Replay (not yet implemented)

Stage 2 of this design. See docs/design_docs/0029-ui_input_repro.md for the architecture and open questions. Summary: a headless driver that stands up an ImGui context + a mock EditorWindow, injects the recorded input events frame-by-frame, and compares the final render-pane bitmap against a committed golden PNG.

Until Stage 2 lands, recordings are still useful as high-fidelity bug reports. Share the .donner-repro file with the maintainer; they can read the event stream, understand your exact sequence, and either build a synthetic test from it or run it through the player once it's built.

Design rationale

Why record raw ImGui input, not higher-level events? Because you don't know where the bug lives. Recording at SelectTool::onMouseDown misses menu clicks, keyboard shortcuts, sidebar interactions, text editor input, pinch gestures, and everything ImGui handles before dispatch reaches tools. Recording at the GLFW layer is even better in principle but requires platform-specific marshalling at replay. ImGui input is the sweet spot: below all dispatch, above platform variance.

Why NDJSON instead of a binary format? Human-readable. Hand-editable. Diffable. Line-oriented so you can trim one interaction out of a long session with sed. The overhead vs binary is ~3-5x in file size, which matters zero for a tool that produces 5 MB files.

Why flush on shutdown instead of streaming to disk? The atomic-rename pattern that protects against crash-mid-write doesn't compose cleanly with streaming. We could add an "append mode" later if someone records a bug that crashes the editor before flush; for now, crashes-before-flush lose the recording and that's understood.

See the design doc (docs/design_docs/0029-ui_input_repro.md) for the full set of alternatives considered and open questions.

Troubleshooting

--save-repro flag rejected. You need a filename argument immediately after the flag: --save-repro /tmp/foo.donner-repro, not --save-repro alone.
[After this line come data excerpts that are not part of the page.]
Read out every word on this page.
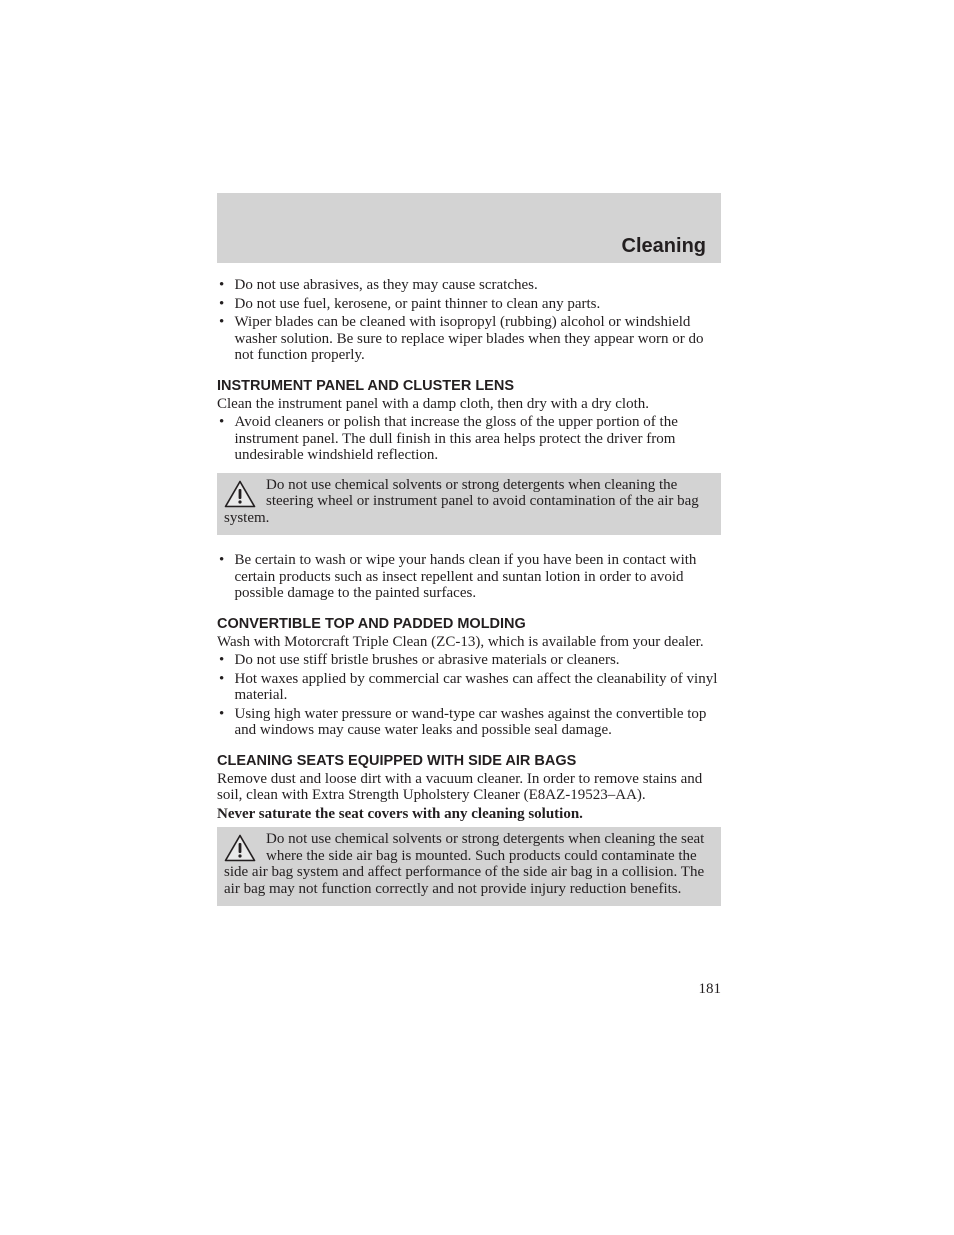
Cleaning
• Do not use abrasives, as they may cause scratches.
• Do not use fuel, kerosene, or paint thinner to clean any parts.
• Wiper blades can be cleaned with isopropyl (rubbing) alcohol or windshield washer solution. Be sure to replace wiper blades when they appear worn or do not function properly.
INSTRUMENT PANEL AND CLUSTER LENS

Clean the instrument panel with a damp cloth, then dry with a dry cloth.

• Avoid cleaners or polish that increase the gloss of the upper portion of the instrument panel. The dull finish in this area helps protect the driver from undesirable windshield reflection.
Do not use chemical solvents or strong detergents when cleaning the steering wheel or instrument panel to avoid contamination of the air bag system.
• Be certain to wash or wipe your hands clean if you have been in contact with certain products such as insect repellent and suntan lotion in order to avoid possible damage to the painted surfaces.
CONVERTIBLE TOP AND PADDED MOLDING

Wash with Motorcraft Triple Clean (ZC-13), which is available from your dealer.

• Do not use stiff bristle brushes or abrasive materials or cleaners.
• Hot waxes applied by commercial car washes can affect the cleanability of vinyl material.
• Using high water pressure or wand-type car washes against the convertible top and windows may cause water leaks and possible seal damage.
CLEANING SEATS EQUIPPED WITH SIDE AIR BAGS

Remove dust and loose dirt with a vacuum cleaner. In order to remove stains and soil, clean with Extra Strength Upholstery Cleaner (E8AZ-19523–AA).

Never saturate the seat covers with any cleaning solution.

Do not use chemical solvents or strong detergents when cleaning the seat where the side air bag is mounted. Such products could contaminate the side air bag system and affect performance of the side air bag in a collision. The air bag may not function correctly and not provide injury reduction benefits.
181
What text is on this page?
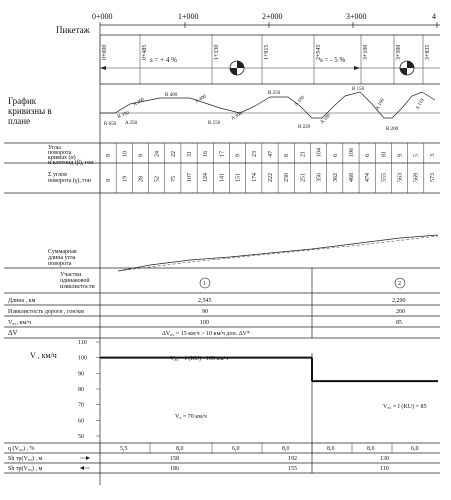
0+000	1+000	2+000	3+000	4
Пикетаж
0+000	0+485	1+330	1+915	2+545	3+100	3+500	3+835
s = + 4 %	s = - 5 %
График
кривизны в
плане
R 350
A 300
R 400	A 400
R 650 A 250	R 550
A 300
R 250
A 180
R 220
A 180
R 150
A 100
R 200
A 110
Углы
поворота
кривых (α)
и клотоид (β), гон
9 10 9 24 22 31 16 17 9 23 47 8 21 104 6 106 6 81 9 5 3
Σ углов
поворота (γ), гон	9 19 28 52 75 107 124 141 151 174 222 230 251 356 362 468 474 555 563 569 573
Суммарная
длина угла
поворота
Участки
одинаковой
извилистости	1	2
Длина , км	2,545	2,290
Извилистость дороги , гон/км	90	260
V₈₅, км/ч	100	85
ΔV	ΔV₈₅ = 15 км/ч > 10 км/ч доп. ΔV*
V , км/ч
110
100
90
80
70
60
50
V₈₅ = f (KU) - 100 км/ч
V₈₅ = f (KU) = 85
V₀ = 70 км/ч
q (V₈₅) , %	5,5	8,0	6,0	8,0	8,0	8,0	6,0
Sh тр(V₈₅) , м	158	192	130
Sh тр(V₈₅) , м	186	155	110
No [repro] wrote N frames … message on exit. Check that you actually passed the flag and that the editor didn't crash. If it crashed, the buffer wasn't flushed.

Loader rejects the file. Check the stderr output — it prints the specific line and error. Common causes: file truncation (flush didn't complete), version mismatch (file from an older format), hand-edit broke a line's JSON syntax.

Frame count is huge for a short session. Expected: the recorder snapshots every frame the editor renders, which includes idle-animation-repaint frames. 60 fps × 10 sec = 600 frames even if you just moved the mouse once.

Recording file is empty. The metadata-only case (recording started but zero frames captured) can happen if you close the editor before it draws one frame. Try recording again and ensure at least one render happens before close.